Easy, safe and natural way to improve your digestion

Last Friday, I told you about the many health benefits of thyme. Today, I’m going to talk about ginger.

Like thyme, ginger adds a bold and tangy flavor to many dishes. In addition, it has been used for thousands of years in Chinese medicine, and for centuries in other herbal traditions for many medical conditions, including arthritis, indigestion, and motion sickness. More modern research shows it also helps with the nausea and vomiting associated with cancer chemotherapy.

Ginger can also help alleviate morning sickness during pregnancy. It stimulates and aids in digestion, through the smooth muscle of the GI tract, as well as stimulating and supporting muscle health. However, doctors discourage taking excessive ginger during the third trimester, since the muscle stimulation may contribute to uterine contractions and preterm labor.

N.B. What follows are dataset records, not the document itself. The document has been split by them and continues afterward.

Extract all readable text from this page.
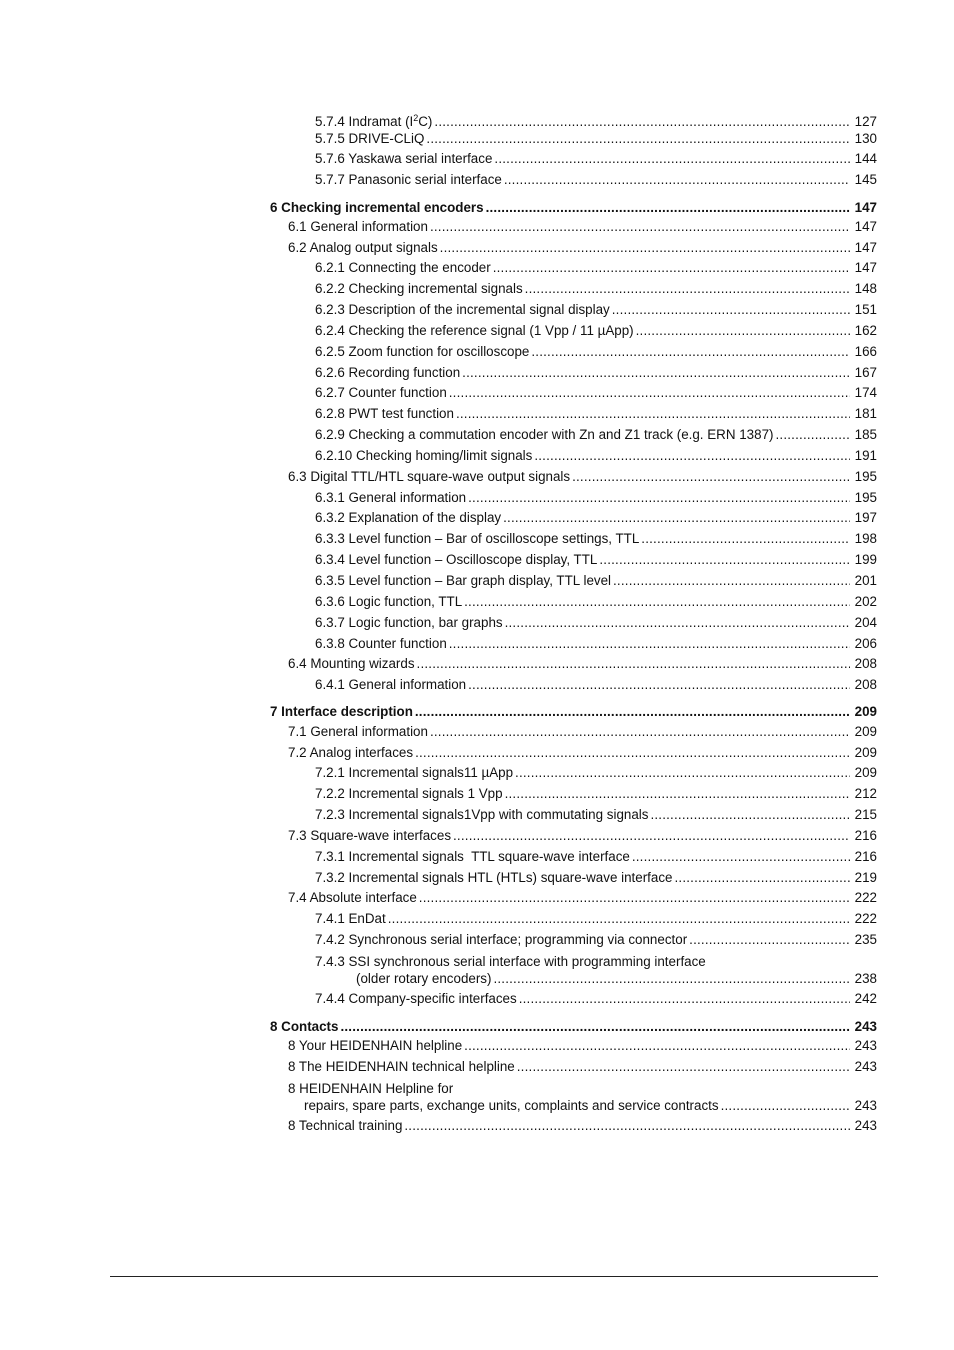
5.7.4 Indramat $(I^2C)$ .....	127
5.7.5 DRIVE-CLiQ .....	130
5.7.6 Yaskawa serial interface .....	144
5.7.7 Panasonic serial interface .....	145
6 Checking incremental encoders .....	147
6.1 General information .....	147
6.2 Analog output signals .....	147
6.2.1 Connecting the encoder .....	147
6.2.2 Checking incremental signals .....	148
6.2.3 Description of the incremental signal display .....	151
6.2.4 Checking the reference signal (1 Vpp / 11 µApp) .....	162
6.2.5 Zoom function for oscilloscope .....	166
6.2.6 Recording function .....	167
6.2.7 Counter function .....	174
6.2.8 PWT test function .....	181
6.2.9 Checking a commutation encoder with Zn and Z1 track (e.g. ERN 1387) .....	185
6.2.10 Checking homing/limit signals .....	191
6.3 Digital TTL/HTL square-wave output signals .....	195
6.3.1 General information .....	195
6.3.2 Explanation of the display .....	197
6.3.3 Level function – Bar of oscilloscope settings, TTL .....	198
6.3.4 Level function – Oscilloscope display, TTL .....	199
6.3.5 Level function – Bar graph display, TTL level .....	201
6.3.6 Logic function, TTL .....	202
6.3.7 Logic function, bar graphs .....	204
6.3.8 Counter function .....	206
6.4 Mounting wizards .....	208
6.4.1 General information .....	208
7 Interface description .....	209
7.1 General information .....	209
7.2 Analog interfaces .....	209
7.2.1 Incremental signals11 µApp .....	209
7.2.2 Incremental signals 1 Vpp .....	212
7.2.3 Incremental signals1Vpp with commutating signals .....	215
7.3 Square-wave interfaces .....	216
7.3.1 Incremental signals  TTL square-wave interface .....	216
7.3.2 Incremental signals HTL (HTLs) square-wave interface .....	219
7.4 Absolute interface .....	222
7.4.1 EnDat .....	222
7.4.2 Synchronous serial interface; programming via connector .....	235
7.4.3 SSI synchronous serial interface with programming interface
(older rotary encoders) .....	238
7.4.4 Company-specific interfaces .....	242
8 Contacts .....	243
8 Your HEIDENHAIN helpline .....	243
8 The HEIDENHAIN technical helpline .....	243
8 HEIDENHAIN Helpline for
repairs, spare parts, exchange units, complaints and service contracts .....	243
8 Technical training .....	243
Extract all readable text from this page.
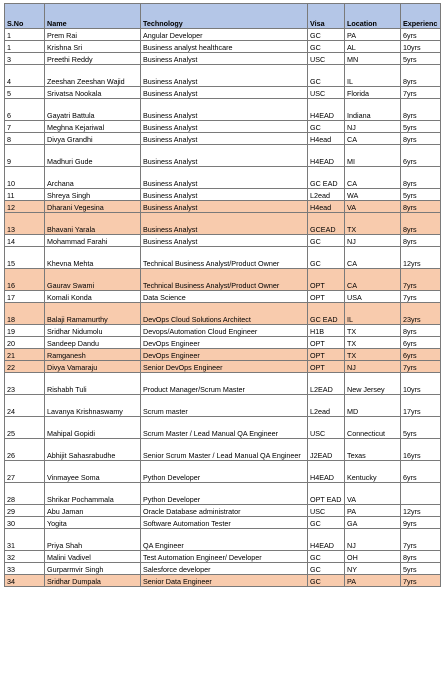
S.No	Name	Technology	Visa	Location	Experienc
1	Prem Rai	Angular Developer	GC	PA	6yrs
1	Krishna Sri	Business analyst healthcare	GC	AL	10yrs
3	Preethi Reddy	Business Analyst	USC	MN	5yrs
4	Zeeshan Zeeshan Wajid	Business Analyst	GC	IL	8yrs
5	Srivatsa Nookala	Business Analyst	USC	Florida	7yrs
6	Gayatri Battula	Business Analyst	H4EAD	Indiana	8yrs
7	Meghna Kejariwal	Business Analyst	GC	NJ	5yrs
8	Divya Grandhi	Business Analyst	H4ead	CA	8yrs
9	Madhuri Gude	Business Analyst	H4EAD	MI	6yrs
10	Archana	Business Analyst	GC EAD	CA	8yrs
11	Shreya Singh	Business Analyst	L2ead	WA	5yrs
12	Dharani Vegesina	Business Analyst	H4ead	VA	8yrs
13	Bhavani Yarala	Business Analyst	GCEAD	TX	8yrs
14	Mohammad Farahi	Business Analyst	GC	NJ	8yrs
15	Khevna Mehta	Technical Business Analyst/Product Owner	GC	CA	12yrs
16	Gaurav Swami	Technical Business Analyst/Product Owner	OPT	CA	7yrs
17	Komali Konda	Data Science	OPT	USA	7yrs
18	Balaji Ramamurthy	DevOps Cloud Solutions Architect	GC EAD	IL	23yrs
19	Sridhar Nidumolu	Devops/Automation Cloud Engineer	H1B	TX	8yrs
20	Sandeep Dandu	DevOps Engineer	OPT	TX	6yrs
21	Ramganesh	DevOps Engineer	OPT	TX	6yrs
22	Divya Vamaraju	Senior DevOps Engineer	OPT	NJ	7yrs
23	Rishabh Tuli	Product Manager/Scrum Master	L2EAD	New Jersey	10yrs
24	Lavanya Krishnaswamy	Scrum master	L2ead	MD	17yrs
25	Mahipal Gopidi	Scrum Master / Lead Manual QA Engineer	USC	Connecticut	5yrs
26	Abhijit Sahasrabudhe	Senior Scrum Master / Lead Manual QA Engineer	J2EAD	Texas	16yrs
27	Vinmayee Soma	Python Developer	H4EAD	Kentucky	6yrs
28	Shrikar Pochammala	Python Developer	OPT EAD	VA	
29	Abu Jaman	Oracle Database administrator	USC	PA	12yrs
30	Yogita	Software Automation Tester	GC	GA	9yrs
31	Priya Shah	QA Engineer	H4EAD	NJ	7yrs
32	Malini Vadivel	Test Automation Engineer/ Developer	GC	OH	8yrs
33	Gurparmvir Singh	Salesforce developer	GC	NY	5yrs
34	Sridhar Dumpala	Senior Data Engineer	GC	PA	7yrs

One of ginger’s more surprising benefits is its ability to support weight loss by aiding fat burning and reducing food cravings. (So — if you are underweight, you may want to avoid it.)

In addition to its gastrointestinal and weight loss benefits, ginger also stimulates the circulation, increases blood flow, and “thins the blood.” These effects benefit many common health conditions — including dementia, diabetes, high blood pressure, and obesity. But people with hemophilia (a genetic blood clotting disorder) should avoid it. Hemophiliacs take medication to prevent excessive bleeding in the event of even small injuries, and ginger may interfere with these drugs.

Likewise, ginger may interfere with anticoagulant drugs, insulin, and certain medications for high blood pressure, such as beta-blockers. Consult with your doctor if you take any of these medications.

Of course, cayenne pepper, paprika (red) pepper, and turmeric (curcumin) all belong to the same botanical family as ginger, so you can incorporate these healthy spices as alternatives to ginger if you wish. You can also try sweet peppers. Sweet peppers commonly come in red, yellow and green. In Europe, they often come packaged with all three colors in a row. They call the package “traffic lights,” but don’t let that stop you.